Arthur Gutierrez-Hartmann, a professor at the Anschutz Medical Campus of the University of Colorado-Denver School of Medicine, won the inaugural Ruth Kirschstein Diversity in Science Award, which was established to honor an outstanding scientist who has shown a strong commitment to the encouragement and mentoring of under-represented minorities entering the scientific enterprise. Gutierrez-Hartmann studies the role of ETS transcription factors in development and cancer. The award consists of a plaque, a $3,000 cash prize and travel expenses for the recipient to present a lecture at the ASBMB annual meeting.
Yusuf Hannun, professor and department chairman at the Medical University of South Carolina, in Charleston, S.C., won the Avanti Award in Lipids for his work on bioactive sphingolipids, a class of lipids that, when defective, can cause disorders with significant medical impacts. The award consists of a plaque, a $3,000 cash prize and travel expenses for the recipient to present a lecture at the ASBMB annual meeting.
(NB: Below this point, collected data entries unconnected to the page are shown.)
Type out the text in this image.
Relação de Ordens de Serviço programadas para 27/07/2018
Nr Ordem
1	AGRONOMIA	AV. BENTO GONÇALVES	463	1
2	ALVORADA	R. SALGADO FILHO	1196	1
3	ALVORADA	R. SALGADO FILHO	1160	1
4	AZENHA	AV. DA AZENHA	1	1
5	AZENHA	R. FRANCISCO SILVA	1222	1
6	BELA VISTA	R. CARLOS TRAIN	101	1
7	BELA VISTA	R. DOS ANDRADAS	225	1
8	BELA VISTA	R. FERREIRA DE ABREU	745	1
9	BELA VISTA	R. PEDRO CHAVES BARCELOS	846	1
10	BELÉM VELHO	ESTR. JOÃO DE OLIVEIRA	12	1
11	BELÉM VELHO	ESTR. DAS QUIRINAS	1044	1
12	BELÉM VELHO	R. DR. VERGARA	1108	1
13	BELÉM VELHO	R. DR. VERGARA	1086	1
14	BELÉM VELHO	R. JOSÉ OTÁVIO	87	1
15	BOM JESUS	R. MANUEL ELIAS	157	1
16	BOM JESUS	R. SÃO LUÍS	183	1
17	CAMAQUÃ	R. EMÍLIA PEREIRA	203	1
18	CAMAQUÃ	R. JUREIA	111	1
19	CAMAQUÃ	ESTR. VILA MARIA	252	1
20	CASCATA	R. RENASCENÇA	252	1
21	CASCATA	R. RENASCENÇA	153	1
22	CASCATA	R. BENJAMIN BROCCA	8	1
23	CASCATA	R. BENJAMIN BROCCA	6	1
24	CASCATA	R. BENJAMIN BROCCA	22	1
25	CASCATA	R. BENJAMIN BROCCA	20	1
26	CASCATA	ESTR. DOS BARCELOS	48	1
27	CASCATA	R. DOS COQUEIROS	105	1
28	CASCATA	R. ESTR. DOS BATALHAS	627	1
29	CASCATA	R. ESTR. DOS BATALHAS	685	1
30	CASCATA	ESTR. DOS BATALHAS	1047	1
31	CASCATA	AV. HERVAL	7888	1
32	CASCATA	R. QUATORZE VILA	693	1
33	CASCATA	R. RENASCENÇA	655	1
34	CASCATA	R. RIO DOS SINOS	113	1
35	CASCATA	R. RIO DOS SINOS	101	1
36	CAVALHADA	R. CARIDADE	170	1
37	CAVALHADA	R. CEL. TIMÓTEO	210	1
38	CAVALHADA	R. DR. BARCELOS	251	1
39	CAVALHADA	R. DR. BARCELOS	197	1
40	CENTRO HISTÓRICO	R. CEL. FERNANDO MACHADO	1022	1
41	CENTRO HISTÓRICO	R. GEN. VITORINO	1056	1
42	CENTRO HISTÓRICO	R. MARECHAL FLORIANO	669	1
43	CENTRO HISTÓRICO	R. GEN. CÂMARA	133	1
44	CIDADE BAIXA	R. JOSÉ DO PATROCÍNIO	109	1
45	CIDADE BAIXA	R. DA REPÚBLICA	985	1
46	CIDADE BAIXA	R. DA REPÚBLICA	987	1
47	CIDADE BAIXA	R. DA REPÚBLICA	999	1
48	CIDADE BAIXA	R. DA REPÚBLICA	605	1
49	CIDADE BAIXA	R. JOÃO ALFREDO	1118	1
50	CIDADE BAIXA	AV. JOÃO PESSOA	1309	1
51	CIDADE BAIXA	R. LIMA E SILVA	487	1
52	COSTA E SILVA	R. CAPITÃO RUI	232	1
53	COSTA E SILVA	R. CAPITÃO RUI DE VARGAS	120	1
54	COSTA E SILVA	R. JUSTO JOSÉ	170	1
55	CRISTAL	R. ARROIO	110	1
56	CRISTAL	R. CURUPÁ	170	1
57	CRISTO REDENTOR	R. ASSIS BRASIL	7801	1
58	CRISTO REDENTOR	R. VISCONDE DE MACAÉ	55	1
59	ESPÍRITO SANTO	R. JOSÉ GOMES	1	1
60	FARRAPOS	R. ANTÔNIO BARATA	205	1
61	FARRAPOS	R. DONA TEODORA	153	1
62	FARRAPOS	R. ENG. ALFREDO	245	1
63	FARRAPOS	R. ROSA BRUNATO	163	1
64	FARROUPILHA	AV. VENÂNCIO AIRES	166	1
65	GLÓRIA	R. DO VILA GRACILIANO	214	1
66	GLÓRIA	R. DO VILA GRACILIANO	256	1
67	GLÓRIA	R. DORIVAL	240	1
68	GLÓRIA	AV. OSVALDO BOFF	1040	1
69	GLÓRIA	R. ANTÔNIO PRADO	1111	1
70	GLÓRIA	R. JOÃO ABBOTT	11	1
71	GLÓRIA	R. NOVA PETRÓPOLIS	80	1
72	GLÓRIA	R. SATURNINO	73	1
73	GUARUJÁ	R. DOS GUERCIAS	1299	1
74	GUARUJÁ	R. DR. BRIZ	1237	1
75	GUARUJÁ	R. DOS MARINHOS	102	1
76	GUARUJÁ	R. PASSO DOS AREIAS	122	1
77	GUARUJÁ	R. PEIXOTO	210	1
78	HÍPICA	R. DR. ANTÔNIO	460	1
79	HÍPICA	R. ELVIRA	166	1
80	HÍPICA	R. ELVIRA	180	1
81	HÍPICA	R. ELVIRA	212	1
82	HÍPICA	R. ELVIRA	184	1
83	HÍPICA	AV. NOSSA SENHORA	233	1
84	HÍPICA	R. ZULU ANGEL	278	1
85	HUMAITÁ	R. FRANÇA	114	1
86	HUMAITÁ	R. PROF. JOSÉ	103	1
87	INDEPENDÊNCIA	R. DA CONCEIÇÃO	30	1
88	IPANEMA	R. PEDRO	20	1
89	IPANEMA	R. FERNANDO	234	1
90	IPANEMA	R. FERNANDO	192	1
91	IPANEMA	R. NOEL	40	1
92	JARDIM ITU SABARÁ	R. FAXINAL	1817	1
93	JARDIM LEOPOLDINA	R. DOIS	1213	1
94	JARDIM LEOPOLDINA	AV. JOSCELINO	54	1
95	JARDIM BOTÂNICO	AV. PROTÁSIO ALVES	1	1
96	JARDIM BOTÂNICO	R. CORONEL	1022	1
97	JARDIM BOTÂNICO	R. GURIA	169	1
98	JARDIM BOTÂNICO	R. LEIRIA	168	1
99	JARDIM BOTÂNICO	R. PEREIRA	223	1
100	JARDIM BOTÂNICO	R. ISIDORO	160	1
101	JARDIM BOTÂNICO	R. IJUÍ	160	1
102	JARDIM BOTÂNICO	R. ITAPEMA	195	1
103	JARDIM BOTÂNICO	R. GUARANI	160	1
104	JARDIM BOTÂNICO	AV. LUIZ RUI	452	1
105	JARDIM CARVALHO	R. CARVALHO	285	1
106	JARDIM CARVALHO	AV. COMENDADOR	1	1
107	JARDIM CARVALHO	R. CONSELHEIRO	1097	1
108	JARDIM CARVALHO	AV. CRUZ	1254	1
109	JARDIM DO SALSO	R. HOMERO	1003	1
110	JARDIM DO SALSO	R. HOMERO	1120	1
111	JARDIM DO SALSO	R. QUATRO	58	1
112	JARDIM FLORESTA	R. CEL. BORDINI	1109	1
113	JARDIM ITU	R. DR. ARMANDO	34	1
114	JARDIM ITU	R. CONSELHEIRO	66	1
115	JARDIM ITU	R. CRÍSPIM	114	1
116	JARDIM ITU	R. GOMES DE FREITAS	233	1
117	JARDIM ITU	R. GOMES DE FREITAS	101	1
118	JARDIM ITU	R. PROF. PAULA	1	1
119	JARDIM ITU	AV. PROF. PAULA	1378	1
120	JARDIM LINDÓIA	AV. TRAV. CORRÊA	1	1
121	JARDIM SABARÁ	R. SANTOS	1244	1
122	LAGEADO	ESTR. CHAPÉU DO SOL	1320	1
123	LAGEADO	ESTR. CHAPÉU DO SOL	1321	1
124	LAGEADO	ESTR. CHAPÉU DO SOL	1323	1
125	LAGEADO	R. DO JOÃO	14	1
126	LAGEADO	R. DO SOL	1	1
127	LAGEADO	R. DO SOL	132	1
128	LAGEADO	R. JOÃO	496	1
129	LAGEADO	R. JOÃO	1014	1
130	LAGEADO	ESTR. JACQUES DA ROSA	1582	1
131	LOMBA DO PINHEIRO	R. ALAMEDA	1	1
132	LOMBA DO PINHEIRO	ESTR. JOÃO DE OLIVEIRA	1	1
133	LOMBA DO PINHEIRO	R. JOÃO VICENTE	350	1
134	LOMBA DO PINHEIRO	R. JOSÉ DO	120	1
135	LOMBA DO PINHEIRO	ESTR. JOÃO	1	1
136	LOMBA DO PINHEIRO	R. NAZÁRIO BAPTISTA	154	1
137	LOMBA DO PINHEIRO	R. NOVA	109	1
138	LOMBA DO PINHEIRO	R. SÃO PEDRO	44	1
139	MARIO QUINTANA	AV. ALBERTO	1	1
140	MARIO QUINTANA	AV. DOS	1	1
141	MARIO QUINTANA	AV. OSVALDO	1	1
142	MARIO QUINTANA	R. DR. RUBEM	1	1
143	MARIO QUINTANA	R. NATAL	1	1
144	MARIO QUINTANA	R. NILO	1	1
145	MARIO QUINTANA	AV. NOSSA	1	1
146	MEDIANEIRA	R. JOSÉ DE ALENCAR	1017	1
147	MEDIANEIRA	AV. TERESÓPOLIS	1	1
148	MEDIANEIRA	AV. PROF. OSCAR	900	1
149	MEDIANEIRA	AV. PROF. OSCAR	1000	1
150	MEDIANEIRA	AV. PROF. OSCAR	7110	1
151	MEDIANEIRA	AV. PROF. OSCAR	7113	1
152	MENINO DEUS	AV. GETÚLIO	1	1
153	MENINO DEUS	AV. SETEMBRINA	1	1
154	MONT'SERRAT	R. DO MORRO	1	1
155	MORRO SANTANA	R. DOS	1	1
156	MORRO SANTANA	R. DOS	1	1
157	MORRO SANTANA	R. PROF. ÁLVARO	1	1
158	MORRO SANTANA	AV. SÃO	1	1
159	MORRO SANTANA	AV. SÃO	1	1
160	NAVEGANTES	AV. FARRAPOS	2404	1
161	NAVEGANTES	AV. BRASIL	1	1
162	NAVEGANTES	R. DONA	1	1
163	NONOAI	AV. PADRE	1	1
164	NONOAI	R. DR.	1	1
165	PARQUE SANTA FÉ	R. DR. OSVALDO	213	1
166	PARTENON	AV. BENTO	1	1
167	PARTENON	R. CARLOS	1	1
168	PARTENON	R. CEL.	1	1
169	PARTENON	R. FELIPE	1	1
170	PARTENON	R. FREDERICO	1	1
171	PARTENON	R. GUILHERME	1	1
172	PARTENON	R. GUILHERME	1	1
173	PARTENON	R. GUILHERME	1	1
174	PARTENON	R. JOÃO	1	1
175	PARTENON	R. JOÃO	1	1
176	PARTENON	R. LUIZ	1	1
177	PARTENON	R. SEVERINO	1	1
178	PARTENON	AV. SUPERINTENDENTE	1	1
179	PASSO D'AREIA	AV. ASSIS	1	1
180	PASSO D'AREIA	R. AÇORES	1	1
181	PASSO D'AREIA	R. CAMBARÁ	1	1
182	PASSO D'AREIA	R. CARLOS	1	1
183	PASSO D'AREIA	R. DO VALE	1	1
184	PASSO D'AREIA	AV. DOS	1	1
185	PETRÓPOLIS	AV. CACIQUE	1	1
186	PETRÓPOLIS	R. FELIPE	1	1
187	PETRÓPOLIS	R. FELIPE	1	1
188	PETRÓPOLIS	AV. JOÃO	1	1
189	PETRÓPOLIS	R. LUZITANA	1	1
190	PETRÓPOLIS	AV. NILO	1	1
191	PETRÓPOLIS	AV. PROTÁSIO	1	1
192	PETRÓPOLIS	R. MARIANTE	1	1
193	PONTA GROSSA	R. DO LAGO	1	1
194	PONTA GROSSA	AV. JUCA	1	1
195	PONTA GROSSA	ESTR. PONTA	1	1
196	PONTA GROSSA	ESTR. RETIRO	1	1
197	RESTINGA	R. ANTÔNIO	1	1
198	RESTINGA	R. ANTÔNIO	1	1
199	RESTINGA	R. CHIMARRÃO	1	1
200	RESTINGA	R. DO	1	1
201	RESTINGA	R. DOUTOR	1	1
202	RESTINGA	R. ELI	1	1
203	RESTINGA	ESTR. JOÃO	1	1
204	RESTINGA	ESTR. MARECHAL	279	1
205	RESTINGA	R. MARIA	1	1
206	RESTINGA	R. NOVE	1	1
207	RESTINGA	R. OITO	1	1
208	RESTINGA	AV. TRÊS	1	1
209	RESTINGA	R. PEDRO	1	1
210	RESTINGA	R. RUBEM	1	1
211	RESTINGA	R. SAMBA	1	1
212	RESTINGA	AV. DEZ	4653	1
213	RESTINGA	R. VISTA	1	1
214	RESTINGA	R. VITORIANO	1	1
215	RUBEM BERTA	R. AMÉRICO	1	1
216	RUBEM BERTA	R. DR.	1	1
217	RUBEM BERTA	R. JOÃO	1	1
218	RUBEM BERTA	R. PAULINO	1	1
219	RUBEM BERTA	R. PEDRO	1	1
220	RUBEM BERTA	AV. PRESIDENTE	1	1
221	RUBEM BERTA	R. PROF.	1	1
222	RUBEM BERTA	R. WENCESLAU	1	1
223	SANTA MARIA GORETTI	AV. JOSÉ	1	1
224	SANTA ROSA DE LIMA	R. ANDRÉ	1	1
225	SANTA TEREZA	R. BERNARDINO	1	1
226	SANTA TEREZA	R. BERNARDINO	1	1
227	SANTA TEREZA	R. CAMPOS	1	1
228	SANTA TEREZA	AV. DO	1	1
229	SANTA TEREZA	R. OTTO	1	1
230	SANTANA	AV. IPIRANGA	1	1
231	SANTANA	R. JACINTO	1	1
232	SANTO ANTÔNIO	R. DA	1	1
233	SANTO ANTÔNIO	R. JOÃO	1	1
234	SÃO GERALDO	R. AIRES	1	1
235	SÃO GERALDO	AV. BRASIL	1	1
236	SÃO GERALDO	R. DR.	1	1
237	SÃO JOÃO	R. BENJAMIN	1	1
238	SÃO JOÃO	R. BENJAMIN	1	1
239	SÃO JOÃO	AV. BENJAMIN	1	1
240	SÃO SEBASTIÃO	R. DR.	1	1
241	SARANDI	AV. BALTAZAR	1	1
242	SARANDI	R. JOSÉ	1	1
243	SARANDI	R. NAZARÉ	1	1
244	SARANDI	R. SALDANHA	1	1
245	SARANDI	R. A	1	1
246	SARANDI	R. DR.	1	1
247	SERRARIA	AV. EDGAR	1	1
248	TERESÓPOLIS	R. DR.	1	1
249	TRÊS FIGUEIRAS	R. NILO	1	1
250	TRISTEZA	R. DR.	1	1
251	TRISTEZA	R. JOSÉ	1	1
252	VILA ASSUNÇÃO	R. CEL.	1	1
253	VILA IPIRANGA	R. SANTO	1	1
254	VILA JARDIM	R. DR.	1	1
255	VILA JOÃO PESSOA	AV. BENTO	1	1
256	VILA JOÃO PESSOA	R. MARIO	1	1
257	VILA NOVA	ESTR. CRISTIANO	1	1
Arthur E. Johnson, a distinguished professor at the Texas A&M Health Science Center's College of Medicine, won the Fritz Lipmann Lectureship. The award, issued every other year, was established by friends and colleagues of Nobel Prize winner Lipmann for conceptual advances in biochemistry, bioenergetics or molecular biology. The award includes a plaque, a $3,000 cash prize, and travel expenses for the recipient to present a lecture at the ASBMB annual meeting.
Cheryl A. Kerfeld, a structural biologist and the head of the Department of Energy Joint Genome Institute's Education and Structural Genomics Program, won the ASBMB Award for Exemplary Contributions to Education. Kerfeld, who also serves as an adjunct professor at the University of California, Berkeley, was named the winner for encouraging effective teaching and learning of biochemistry and molecular biology through her own teaching, leadership in education, writing, educational research, mentoring and public enlightenment. The award consists of a plaque, a $3,000 cash prize and travel expenses for the recipient to present a plenary lecture at the ASBMB annual meeting.
Melissa J. Moore, a professor at the University of Massachusetts Medical School and a Howard Hughes Medical Institute investigator, has been named the winner of the William C. Rose Award. Moore, noted for her work with gene splicing and messenger RNA, was nominated for the award in recognition of her outstanding contributions to biochemical and molecular biological research and her demonstrated commitment to the training of younger scientists. The award consists of a plaque, a $3,000 cash prize and travel expenses for the recipient to present a lecture at the ASBMB annual meeting.
Earlier this year, George R. Stark, a distinguished scientist at the Cleveland Clinic's Lerner Research Institute and emeritus professor of genetics at Case Western Reserve University, won the 2011 Herbert Tabor/Journal of Biological Chemistry Lectureship. The award recognizes outstanding lifetime scientific achievements and was established to honor the many contributions of Herbert Tabor to both the society and the journal, for which he has served as editor for nearly 40 years. Stark will be the eighth person so honored, joining a luminous group of recipients that includes the 2010 awardee, Nobel Prize winner Phillip A. Sharp. Stark will present his award lecture at the annual meeting's opening session, which will be held at 6 p.m. Saturday, April 9.